- Education: University of Florence
- Awards: European Medal for Bio-Inorganic Chemistry
- Scientific career
- Workplaces: Technical University of Munich University of Groningen

= Angela Casini =

Medicinal and inorganic chemist

Angela Casini is a medicinal and inorganic chemist who works on metal-based compounds as therapeutic agents. She was awarded the 2012 European Medal for Bio-Inorganic Chemistry and made the 2019 American Chemical Society Inorganic Lecturer.

== Early life and education ==
 She earned her PhD in chemical sciences at the University of Florence in 2004. She was a postdoctoral fellow at the University of Pisa, where she worked on the mechanisms by which metal-complexes that are used as anti-cancer agents activate. She used both spectroscopy, including mass spectrometry imaging, and molecular biology.

== Research and career ==
Angela Casini joined the École Polytechnique Fédérale de Lausanne as a Principal Investigator in 2008. She moved to the University of Groningen in 2011, where she was made a Rosalind Franklin Fellow.

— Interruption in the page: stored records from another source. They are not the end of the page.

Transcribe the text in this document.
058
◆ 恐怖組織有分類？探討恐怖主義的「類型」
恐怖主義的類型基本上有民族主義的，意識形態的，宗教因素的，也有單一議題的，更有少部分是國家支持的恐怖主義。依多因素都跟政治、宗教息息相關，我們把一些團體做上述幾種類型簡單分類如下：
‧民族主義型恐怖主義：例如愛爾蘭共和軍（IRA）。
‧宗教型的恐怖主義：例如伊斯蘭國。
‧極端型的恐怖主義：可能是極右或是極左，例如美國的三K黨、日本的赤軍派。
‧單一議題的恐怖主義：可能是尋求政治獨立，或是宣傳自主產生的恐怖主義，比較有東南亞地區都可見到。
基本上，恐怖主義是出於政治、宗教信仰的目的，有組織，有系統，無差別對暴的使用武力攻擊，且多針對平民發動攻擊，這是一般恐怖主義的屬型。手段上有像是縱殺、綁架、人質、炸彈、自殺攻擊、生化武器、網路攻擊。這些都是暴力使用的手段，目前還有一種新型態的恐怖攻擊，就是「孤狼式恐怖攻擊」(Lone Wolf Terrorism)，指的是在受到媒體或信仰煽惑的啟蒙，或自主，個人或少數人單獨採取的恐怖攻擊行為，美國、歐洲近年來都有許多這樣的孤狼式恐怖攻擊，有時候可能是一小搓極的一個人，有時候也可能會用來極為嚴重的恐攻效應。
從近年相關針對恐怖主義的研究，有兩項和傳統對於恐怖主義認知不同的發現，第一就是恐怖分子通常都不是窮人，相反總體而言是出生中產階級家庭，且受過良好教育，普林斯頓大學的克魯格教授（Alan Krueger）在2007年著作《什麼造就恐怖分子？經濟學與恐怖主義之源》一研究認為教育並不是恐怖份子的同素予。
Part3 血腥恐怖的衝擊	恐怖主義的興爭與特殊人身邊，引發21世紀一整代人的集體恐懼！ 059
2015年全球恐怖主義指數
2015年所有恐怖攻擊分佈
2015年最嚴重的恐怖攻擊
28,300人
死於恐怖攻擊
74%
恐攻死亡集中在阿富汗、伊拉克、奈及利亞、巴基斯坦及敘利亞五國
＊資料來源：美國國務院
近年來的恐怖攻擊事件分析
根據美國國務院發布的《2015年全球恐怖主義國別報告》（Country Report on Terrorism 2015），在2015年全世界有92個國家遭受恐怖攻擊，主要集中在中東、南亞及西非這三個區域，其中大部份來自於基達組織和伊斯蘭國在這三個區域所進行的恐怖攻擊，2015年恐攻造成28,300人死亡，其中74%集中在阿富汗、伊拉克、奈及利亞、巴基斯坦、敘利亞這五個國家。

She was made a Chair of Medicinal Chemistry at Cardiff University in 2015, and has served as Director of Postgraduate Teaching from 2018. She spent 2016 as a visiting professor at the Technical University of Munich.

=== Awards and honours ===
Her awards and honours include;

- 2012 European Medal for Bio-Inorganic Chemistry
- 2014 Gordon Research Conference Early Career Investigator
- 2014 Thomson Reuters World's Most Influential Scientific Mind
- 2016 Elected to the Young Academy of Europe
- 2018 Burghausen Diamond of Chemistry Award
- 2019 American Chemical Society Inorganic Lectureship Award

=== Selected publications ===
Her publications include;

- Casini, Angela (2003). "Carbonic anhydrase inhibitors"
- Casini, Angela (2004). "Hypoxia activates the capacity of tumor-associated carbonic anhydrase IX to acidify extracellular pH"
- Casini, Angela (2004). "Unexpected nanomolar inhibition of carbonic anhydrase by COX-2-selective celecoxib: new pharmacological opportunities due to related binding site recognition"

Casini serves on the editorial board of the Journal of Biological Inorganic Chemistry and the Journal of Inorganic Biochemistry.